Time Warner CFO John Martin said Monday that despite ratings erosion with the broadcast networks, the company has no “serious concern” about a trend of declining TV consumption and a resulting impact on the ad market.
“Advertisers are continuing to seek high-production-quality video,” he said at an investor event. “And if you look at the two real areas in media where advertising is growing, it’s in television and the Internet. A lot of the growth in the Internet is due to better and more high-profile video moving online.”
He added that viewership should also remain robust as more multiplatform viewing options emerge.
Time Warner owns 50% of the CW network, while its TV studio is a major supplier of shows to the leading broadcast networks.
Martin said the company doesn’t feel Netflix is contributing to ratings drops, citing statistics that in the fourth quarter, Netflix accounted for an estimated 3% of all viewing, up from 2% the year before even with notable subscriber growth. Time Warner has a new deal with Netflix, giving the streaming service rights to multiple TV series from Warner Bros.
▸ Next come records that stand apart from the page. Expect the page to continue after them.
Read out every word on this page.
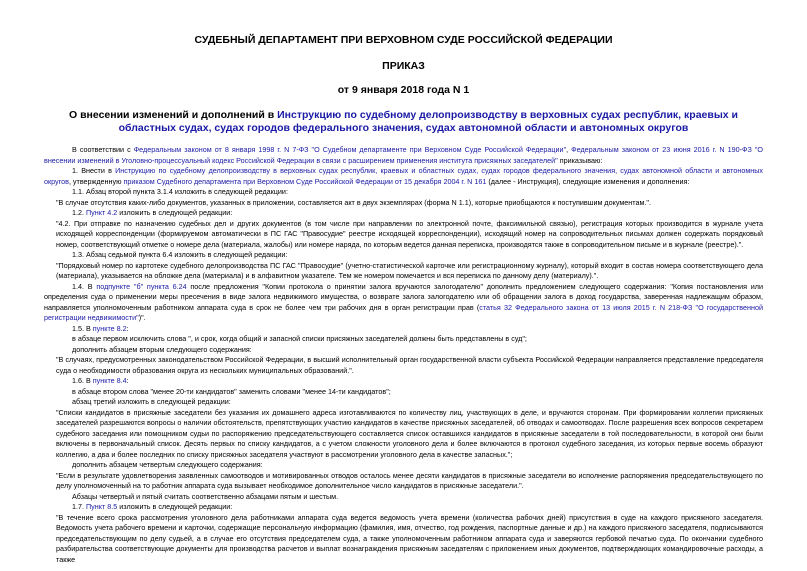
СУДЕБНЫЙ ДЕПАРТАМЕНТ ПРИ ВЕРХОВНОМ СУДЕ РОССИЙСКОЙ ФЕДЕРАЦИИ
ПРИКАЗ
от 9 января 2018 года N 1
О внесении изменений и дополнений в Инструкцию по судебному делопроизводству в верховных судах республик, краевых и областных судах, судах городов федерального значения, судах автономной области и автономных округов

В соответствии с Федеральным законом от 8 января 1998 г. N 7-ФЗ "О Судебном департаменте при Верховном Суде Российской Федерации", Федеральным законом от 23 июня 2016 г. N 190-ФЗ "О внесении изменений в Уголовно-процессуальный кодекс Российской Федерации в связи с расширением применения института присяжных заседателей" приказываю:

1. Внести в Инструкцию по судебному делопроизводству в верховных судах республик, краевых и областных судах, судах городов федерального значения, судах автономной области и автономных округов, утвержденную приказом Судебного департамента при Верховном Суде Российской Федерации от 15 декабря 2004 г. N 161 (далее - Инструкция), следующие изменения и дополнения:

1.1. Абзац второй пункта 3.1.4 изложить в следующей редакции:

"В случае отсутствия каких-либо документов, указанных в приложении, составляется акт в двух экземплярах (форма N 1.1), которые приобщаются к поступившим документам.".

1.2. Пункт 4.2 изложить в следующей редакции:

"4.2. При отправке по назначению судебных дел и других документов (в том числе при направлении по электронной почте, факсимильной связью), регистрация которых производится в журнале учета исходящей корреспонденции (формируемом автоматически в ПС ГАС "Правосудие" реестре исходящей корреспонденции), исходящий номер на сопроводительных письмах должен содержать порядковый номер, соответствующий отметке о номере дела (материала, жалобы) или номере наряда, по которым ведется данная переписка, производятся также в сопроводительном письме и в журнале (реестре).".

1.3. Абзац седьмой пункта 6.4 изложить в следующей редакции:

"Порядковый номер по картотеке судебного делопроизводства ПС ГАС "Правосудие" (учетно-статистической карточке или регистрационному журналу), который входит в состав номера соответствующего дела (материала), указывается на обложке дела (материала) и в алфавитном указателе. Тем же номером помечается и вся переписка по данному делу (материалу).".

1.4. В подпункте "б" пункта 6.24 после предложения "Копии протокола о принятии залога вручаются залогодателю" дополнить предложением следующего содержания: "Копия постановления или определения суда о применении меры пресечения в виде залога недвижимого имущества, о возврате залога залогодателю или об обращении залога в доход государства, заверенная надлежащим образом, направляется уполномоченным работником аппарата суда в срок не более чем три рабочих дня в орган регистрации прав (статья 32 Федерального закона от 13 июля 2015 г. N 218-ФЗ "О государственной регистрации недвижимости")".

1.5. В пункте 8.2:

в абзаце первом исключить слова ", и срок, когда общий и запасной списки присяжных заседателей должны быть представлены в суд";

дополнить абзацем вторым следующего содержания:

"В случаях, предусмотренных законодательством Российской Федерации, в высший исполнительный орган государственной власти субъекта Российской Федерации направляется представление председателя суда о необходимости образования округа из нескольких муниципальных образований.".

1.6. В пункте 8.4:

в абзаце втором слова "менее 20-ти кандидатов" заменить словами "менее 14-ти кандидатов";

абзац третий изложить в следующей редакции:

"Списки кандидатов в присяжные заседатели без указания их домашнего адреса изготавливаются по количеству лиц, участвующих в деле, и вручаются сторонам. При формировании коллегии присяжных заседателей разрешаются вопросы о наличии обстоятельств, препятствующих участию кандидатов в качестве присяжных заседателей, об отводах и самоотводах. После разрешения всех вопросов секретарем судебного заседания или помощником судьи по распоряжению председательствующего составляется список оставшихся кандидатов в присяжные заседатели в той последовательности, в которой они были включены в первоначальный список. Десять первых по списку кандидатов, а с учетом сложности уголовного дела и более включаются в протокол судебного заседания, из которых первые восемь образуют коллегию, а два и более последних по списку присяжных заседателя участвуют в рассмотрении уголовного дела в качестве запасных.";

дополнить абзацем четвертым следующего содержания:

"Если в результате удовлетворения заявленных самоотводов и мотивированных отводов осталось менее десяти кандидатов в присяжные заседатели во исполнение распоряжения председательствующего по делу уполномоченный на то работник аппарата суда вызывает необходимое дополнительное число кандидатов в присяжные заседатели.".

Абзацы четвертый и пятый считать соответственно абзацами пятым и шестым.

1.7. Пункт 8.5 изложить в следующей редакции:

"В течение всего срока рассмотрения уголовного дела работниками аппарата суда ведется ведомость учета времени (количества рабочих дней) присутствия в суде на каждого присяжного заседателя. Ведомость учета рабочего времени и карточки, содержащие персональную информацию (фамилия, имя, отчество, год рождения, паспортные данные и др.) на каждого присяжного заседателя, подписываются председательствующим по делу судьей, а в случае его отсутствия председателем суда, а также уполномоченным работником аппарата суда и заверяются гербовой печатью суда. По окончании судебного разбирательства соответствующие документы для производства расчетов и выплат вознаграждения присяжным заседателям с приложением иных документов, подтверждающих командировочные расходы, а также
As for growth opportunities, Martin said the company is pointing to affiliate-fee growth for its Turner and HBO networks, which account for 30% of overall revenues ($8.5 billion-plus a year). All affiliate deals will expire between the middle of 2013 and the end of 2016, and he said the company is aiming to “monetize” its investments in programming with “aggressive” negotiations.
As for the current ad market, Martin said it is “very steady” and “healthy,” notably with sports in high demand, including sales for March Madness already.